Blackbeard, Edward Teach, Tatch, Thatch, or whatever variation came to mind, was a marked man.
His relative comfort and ease of operation in North Carolina were a threat and an affront to the royal governor of Virginia. Even before America was the United States, questions of sovereignty arose. The cornering and killing of Blackbeard was such a case. He was America’s most wanted, the most notorious and effective pirate operating in the New World. He had to be stopped. But did Virginia’s governor have the right to send an expeditionary force into North Carolina to eliminate Blackbeard?
In the five months that Blackbeard made the proprietary colony of North Carolina home, he lived a life of comfort, continued to associate with known scalawags, and seemed free to resume his piratical ways at any time.
Some historians say it was a gathering of pirates at Blackbeard’s favorite hangout in September 1718 that pushed Virginia Governor Alexander Spotswood over the edge. He feared the brethren would wreak havoc on shipping into Virginia by constructing a pirate fortress at his back door. That compounded a threat Spotswood could no longer endure.
Visitors to the N.C. Maritime Museum in Beaufort will get a look at the largest collection of recovered artifacts from the shipwreck of the Queen Anne’s Revenge, Blackbeard’s flagship, at the Queen Anne’s Revenge, 1718 exhibit opening June 11, and see a sounding weight as the mariners used to gauge water depth. Such devices were important in Blackbeard’s last stand.
The Politics of a Propertiorship
North Carolina Governor Charles Eden had been no help in curtailing Blackbeard; some said he was in collusion with the rogue. No, Spotswood would devise a plan to take down Blackbeard alone. As a royal colony, Virginia could call upon the mighty military force of the crown. North Carolina as a proprietorship, controlled by eight Lords Proprietors granted land rights by King George, had no such military might.
The Scene at the End
Spotswood commissioned Royal Navy Lt. Robert Maynard to command two vessels to go into the waters of North Carolina’s Ocracoke Inlet, Blackbeard’s known refuge. Also commissioned was Capt. Ellis Brand, to lead an overland force.

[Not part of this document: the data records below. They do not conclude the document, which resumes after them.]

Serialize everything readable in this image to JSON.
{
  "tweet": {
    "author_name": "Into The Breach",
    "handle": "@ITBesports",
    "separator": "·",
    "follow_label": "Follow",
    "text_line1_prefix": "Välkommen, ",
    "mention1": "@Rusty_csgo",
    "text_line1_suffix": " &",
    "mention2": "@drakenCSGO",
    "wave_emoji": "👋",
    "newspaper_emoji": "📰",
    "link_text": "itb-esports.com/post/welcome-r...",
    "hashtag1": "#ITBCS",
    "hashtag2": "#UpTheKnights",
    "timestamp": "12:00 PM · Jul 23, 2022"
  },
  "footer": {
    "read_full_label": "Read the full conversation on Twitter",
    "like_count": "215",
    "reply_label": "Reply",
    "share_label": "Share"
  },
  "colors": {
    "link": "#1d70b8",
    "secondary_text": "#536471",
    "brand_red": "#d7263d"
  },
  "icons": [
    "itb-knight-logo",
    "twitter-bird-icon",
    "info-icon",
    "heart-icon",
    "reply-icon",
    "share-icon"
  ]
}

Maynard wisely employed two lightweight sloops to go into the shallow waters of the sounds and inlets, measured by sounding weights. One of the sloops was the site of Blackbeard’s final battle. In Blackbeard the Pirate: A Reappraisal of His Life and Times, Robert E. Lee notes that Spotswood even paid for the expedition himself. He wanted sure action “for breaking up that Knott of Robbers,” and got swift approval from the House of Burgesses.
They got their man. Blackbeard was tricked into a fight on Maynard’s sloop and was killed in fierce combat with five bullets and severe cuts to his body. But Governor Spotswood could not long enjoy his project’s success.
An Unhappy North Carolina
Governor Eden and the people of North Carolina resented the secret and highhanded manner of the operation. In the unorthodox undertaking not only was Blackbeard killed but the contents of his ship were seized and taken to Virginia for disposal. English law still guided the colonies, and legal action was pursued.
There was nothing in instructions from King George that gave Governor Spotswood the right to invade the jurisdiction of North Carolina, though Spotswood claimed that right under a prior Great Seal. One instruction directed from King George against it:
You are not to Grant Commissions or Mark or Reprisals against any Prince or State, or their Subjects in Amity with us, to any person whatsoever without our Especial Command.
It is not determined that the crown ever ruled on this case; perhaps the ends justified the means, and possession is nine-tenths of the law. It is clear that the Golden Age of Piracy soon came to an end with the death of Blackbeard.